Le tribunal constate ensuite que le demandeur n’a pas contesté le constat du ministre ayant trait à l’existence, dans son chef, d’un risque de fuite non négligeable, lequel étant d’ailleurs confirmé au regard des éléments soumis à l’appréciation du tribunal, étant donné, d’une part, qu’il est constant en cause que le demandeur, qui est connu sous plusieurs alias et qui a déposé des demandes de protection internationale dans plusieurs pays, avait, avant la prise de la mesure litigieuse, fait l’objet des mesures moins coercitives prévues par l’article 22, paragraphe (3), points a) et b) de la loi du 18 décembre 2015, en ce qu’il a été assigné à résidence à la structure d’hébergement d’urgence du Kirchberg sise à L-1734 Luxembourg, 11, rue Carlo Hemmer pour une durée de trois mois, avec l’obligation de se présenter quotidiennement durant cette période à 20.00 heures du soir et à 8.00 heures du matin à la réception de ladite structure, ainsi que cela ressort de l’arrêté ministériel, précité, du 14 juin 2017 et, d’autre part, que l’intéressé n’a pas respecté les obligations lui imposées dans le cadre de cet arrêté en ce qu’il s’est enfui de ladite structure d’hébergement le jour même de la notification de l’arrêté en question, tel que relevé ci-

avant. Ainsi, c’est a priori à bon droit que le ministre a ordonné le placement en rétention du demandeur sur base de l’article 22, paragraphe (2), point d) de la loi du 18 décembre 2015.

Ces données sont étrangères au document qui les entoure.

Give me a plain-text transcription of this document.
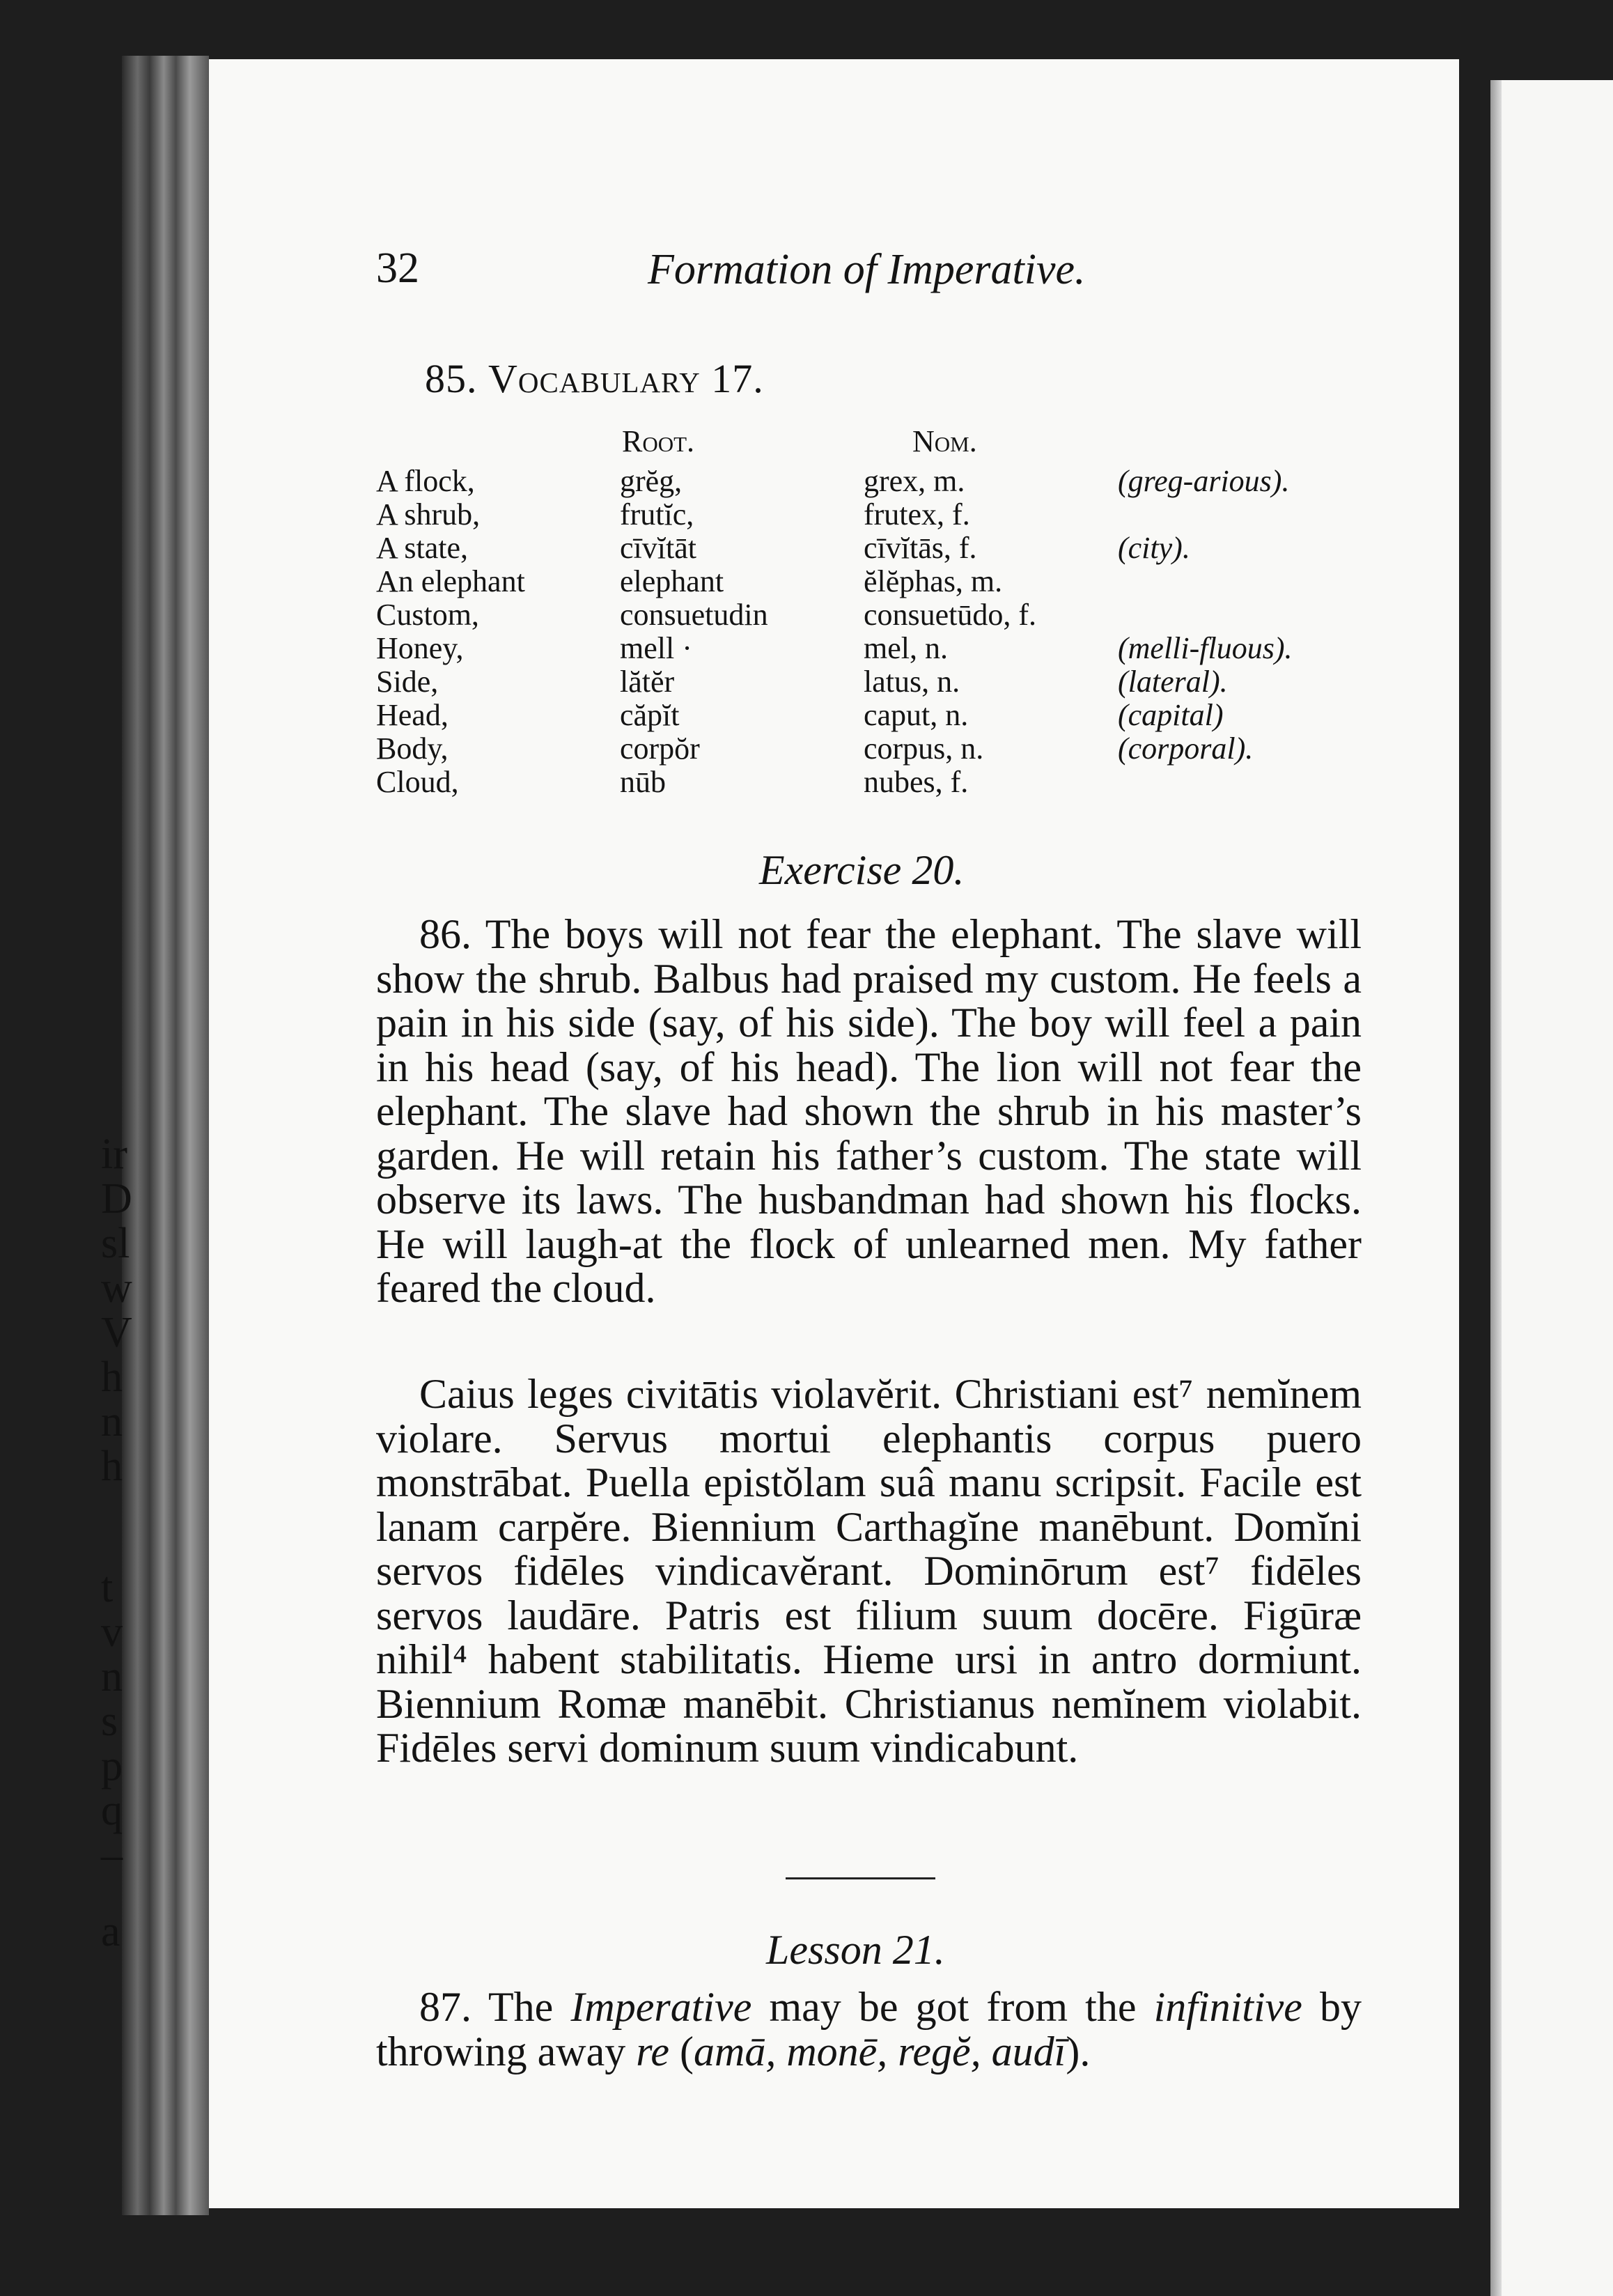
ir
D
sl
w
V
h
n
h
t
v
n
s
p
q
–
a
32	Formation of Imperative.
85. Vocabulary 17.
Root.	Nom.
A flock,	grĕg,	grex, m.	(greg-arious).
A shrub,	frutĭc,	frutex, f.
A state,	cīvĭtāt	cīvĭtās, f.	(city).
An elephant	elephant	ĕlĕphas, m.
Custom,	consuetudin	consuetūdo, f.
Honey,	mell ·	mel, n.	(melli-fluous).
Side,	lătĕr	latus, n.	(lateral).
Head,	căpĭt	caput, n.	(capital)
Body,	corpŏr	corpus, n.	(corporal).
Cloud,	nūb	nubes, f.
Exercise 20.

86. The boys will not fear the elephant. The slave will show the shrub. Balbus had praised my custom. He feels a pain in his side (say, of his side). The boy will feel a pain in his head (say, of his head). The lion will not fear the elephant. The slave had shown the shrub in his master’s garden. He will retain his father’s custom. The state will observe its laws. The husbandman had shown his flocks. He will laugh-at the flock of unlearned men. My father feared the cloud.

Caius leges civitātis violavĕrit. Christiani est⁷ nemĭnem violare. Servus mortui elephantis corpus puero monstrābat. Puella epistŏlam suâ manu scripsit. Facile est lanam carpĕre. Biennium Carthagĭne manēbunt. Domĭni servos fidēles vindicavĕrant. Dominōrum est⁷ fidēles servos laudāre. Patris est filium suum docēre. Figūræ nihil⁴ habent stabilitatis. Hieme ursi in antro dormiunt. Biennium Romæ manēbit. Christianus nemĭnem violabit. Fidēles servi dominum suum vindicabunt.

Lesson 21.

87. The Imperative may be got from the infinitive by throwing away re (amā, monē, regĕ, audī).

Quant au moyen du demandeur selon lequel les conditions d’un placement en rétention ne seraient pas remplies en l’espèce, au motif qu’aucune circonstance de fait n’aurait empêché les autorités luxembourgeoises de l’éloigner vers l’Allemagne suite à l’accord de reprise en charge des autorités allemandes, il convient de relever que, contrairement à ce qui est soutenu par le demandeur, l’article 22, paragraphe (2), point d) de la loi du 18 décembre 2015 ne soumet pas le placement en rétention à la condition que l’exécution d’une mesure d’éloignement soit impossible en raison de circonstances de fait, la mesure de placement prévue à cette disposition légale pouvant, en effet, être ordonnée, tel que relevé ci-avant, en vue de garantir les procédures de transfert prévues par le règlement Dublin III, lorsqu’il existe un risque de fuite non négligeable dans le chef de la personne concernée, basé sur un faisceau de circonstances établissant que l’intéressé a l’intention de se soustraire aux autorités dans le seul but de faire obstacle à une mesure d’éloignement, et uniquement si le placement en rétention est proportionnel et que d’autres mesures moins coercitives ne peuvent être effectivement appliquées. Le moyen sous analyse encourt, dès lors, le rejet.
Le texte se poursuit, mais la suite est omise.